August 1 was the date Nana gave the Chloride posse a painful lesson in irregular warfare in Red Canyon. The Fort Bayard Story adds some details I had not previously uncovered. While the Anglos from the mining camps of Chloride and Fairview were led by Frank Mitchell, the Hispanic contingent was gathered by Bentura Trujillo at San Marcial, which was then the second largest town in Socorro County thanks to the arrival of the railroad the previous year. It makes sense that volunteers would have been drawn from along the Rio Grande, where Nana’s raiders had struck in passing a few days previously, rather than from Cuchillo, Placitas and Monticello farther up the Canada Alamosa, which had not yet been harmed and were in any case more inclined to be in sympathy with the Apaches.
According to the Fort Bayard book, the posse was on its second day in the field when attacked, which supports my view that the ambush was in West Red Canyon (or possibly Red Rock Canyon, as Bennett told Lummis) rather than East Red Canyon. The Fort Bayard version also reinforces my opinion (contra Wellman’s account) that the posse was not tracking the hostiles and in fact had no idea the Apaches were anywhere in the area.

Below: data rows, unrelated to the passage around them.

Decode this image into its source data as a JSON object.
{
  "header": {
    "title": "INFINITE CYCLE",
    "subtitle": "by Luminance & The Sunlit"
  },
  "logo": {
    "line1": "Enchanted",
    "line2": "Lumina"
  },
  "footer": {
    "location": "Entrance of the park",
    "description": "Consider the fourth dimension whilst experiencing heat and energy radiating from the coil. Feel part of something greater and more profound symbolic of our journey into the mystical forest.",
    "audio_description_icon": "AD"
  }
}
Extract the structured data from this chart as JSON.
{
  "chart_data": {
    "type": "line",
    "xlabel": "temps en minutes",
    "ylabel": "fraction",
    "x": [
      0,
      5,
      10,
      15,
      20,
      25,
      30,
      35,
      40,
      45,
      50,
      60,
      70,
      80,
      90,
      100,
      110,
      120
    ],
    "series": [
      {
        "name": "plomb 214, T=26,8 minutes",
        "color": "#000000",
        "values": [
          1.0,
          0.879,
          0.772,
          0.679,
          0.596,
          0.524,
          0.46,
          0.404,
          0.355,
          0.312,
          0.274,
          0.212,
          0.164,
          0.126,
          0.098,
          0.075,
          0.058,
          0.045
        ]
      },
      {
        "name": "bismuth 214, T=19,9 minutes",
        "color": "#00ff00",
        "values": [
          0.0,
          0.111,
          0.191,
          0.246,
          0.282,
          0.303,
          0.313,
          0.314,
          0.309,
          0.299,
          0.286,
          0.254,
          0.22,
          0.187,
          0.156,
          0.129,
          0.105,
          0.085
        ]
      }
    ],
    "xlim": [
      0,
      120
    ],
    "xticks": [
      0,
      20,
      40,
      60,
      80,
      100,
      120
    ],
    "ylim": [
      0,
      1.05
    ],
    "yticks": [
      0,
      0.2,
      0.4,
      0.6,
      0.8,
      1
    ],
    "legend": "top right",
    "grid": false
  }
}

That scarcely excuses their carelessness in releasing their horses to graze under the care of just one guard, of course. If the horses had at least been hobbled, the disaster might not have been so complete. Eight were wounded as the possemen “remained all day long, pinned down by the bullets fired by the Apaches from above,” according to The Fort Bayard Story (p. 151) but no mention is made of the defeated civilians meeting up with Lt. Guilfoyle afterwards, or the shepherd killed at the mouth of the canyon. The only man killed in the ambush was Pedro Vallejos, who had the bad luck to be left guarding the horses while his comrades snoozed under the trees.
Together with the later defeat Nana inflicted on the Lake Valley posse, the Red Canyon ambush helped convince the people of southwestern New Mexico of the need for an organized militia force that would (at least theoretically) be better organized, trained and disciplined to respond to future raids.